For kids who go to college, work hard, stay on track to graduate within a reasonable amount of time AND major in a marketable degree program, college IS worth the cost, despite rising tuition rates.
A recent report from Georgetown’s Center on Education and the Workforce states,
"A Bachelor’s degree is one of the best weapons a job seeker can wield in the fight for employment and earnings. And staying on campus to earn a graduate degree provides safe shelter from the immediate economic storm, and will pay off with greater employability and earnings once the graduate enters the labor market. Unemployment for students with new Bachelor’s degrees is an unacceptable 8.9 percent,1 but it’s a catastrophic 22.9 percent for job seekers with a recent high school diploma—and an almost unthinkable 31.5 percent for recent high school dropouts."
The report also explains that when combined with experienced college graduates, the unemployment rate for all Bachelor degree holders goes down to 5%.

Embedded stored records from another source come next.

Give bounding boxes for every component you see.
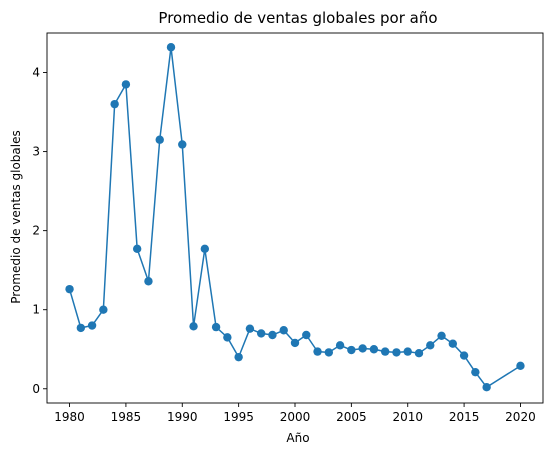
plot-area: 1980 1985 1990 1995 2000 2005 2010 2015 2020 0 1 2 3… — [32, 32, 544, 424]
data-point — [426, 341, 435, 350]
data-point — [471, 367, 480, 377]
data-point — [256, 329, 266, 338]
data-point — [121, 80, 131, 89]
data-point — [448, 339, 458, 348]
data-point — [178, 140, 187, 149]
data-point — [324, 348, 334, 357]
y-tick-label: 0 — [32, 382, 40, 396]
y-tick-label: 4 — [32, 66, 40, 80]
x-tick-label: 1980 — [54, 410, 85, 424]
x-tick-label: 1995 — [223, 410, 254, 424]
data-point — [437, 331, 446, 340]
data-point — [414, 348, 424, 358]
data-point — [482, 382, 491, 392]
series-line — [68, 46, 521, 388]
data-point — [459, 351, 469, 360]
data-point — [290, 338, 300, 348]
data-point — [245, 324, 255, 333]
x-tick-label: 2005 — [336, 410, 367, 424]
data-point — [200, 244, 210, 254]
x-tick-label: 2000 — [280, 410, 311, 424]
plot-frame — [46, 32, 544, 404]
x-tick-label: 1985 — [111, 410, 142, 424]
x-tick-label: 2010 — [392, 410, 423, 424]
data-point — [110, 99, 119, 109]
data-point — [211, 322, 221, 332]
y-axis-label: Promedio de ventas globales — [9, 130, 23, 303]
data-point — [223, 333, 232, 342]
data-point — [358, 344, 367, 353]
data-point — [516, 361, 525, 371]
data-point — [234, 352, 243, 362]
data-point — [99, 305, 108, 314]
data-point — [189, 322, 198, 331]
data-point — [302, 330, 311, 340]
data-point — [403, 347, 412, 356]
data-point — [380, 347, 390, 356]
data-point — [76, 323, 86, 333]
data-point — [335, 341, 345, 350]
data-point — [268, 330, 277, 340]
data-point — [279, 326, 288, 335]
data-point — [132, 244, 142, 254]
data-point — [166, 43, 176, 52]
data-point — [155, 135, 164, 144]
data-point — [347, 345, 356, 355]
data-point — [369, 345, 379, 354]
x-tick-label: 2020 — [505, 410, 536, 424]
x-tick-label: 1990 — [167, 410, 198, 424]
chart-title: Promedio de ventas globales por año — [158, 9, 437, 27]
data-point — [144, 277, 153, 286]
data-point — [392, 348, 401, 357]
y-tick-label: 1 — [32, 303, 40, 317]
x-axis-label: Año — [286, 431, 309, 445]
y-tick-label: 3 — [32, 145, 40, 159]
y-tick-label: 2 — [32, 224, 40, 238]
x-tick-label: 2015 — [449, 410, 480, 424]
data-point — [313, 347, 322, 356]
data-point — [87, 321, 97, 330]
data-point — [65, 284, 74, 294]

The key here is to pick a major that is marketable and a school that will help the student achieve that goal within a reasonable amount of time.
Of course, we still need electricians, plumbers, carpenters and other skilled trades. These fields often command higher wages that some entry level jobs that require a college degree. Not every student is cut out for college, but if your student isn't college bound, strongly consider he take additional vocational classes to learn a trade.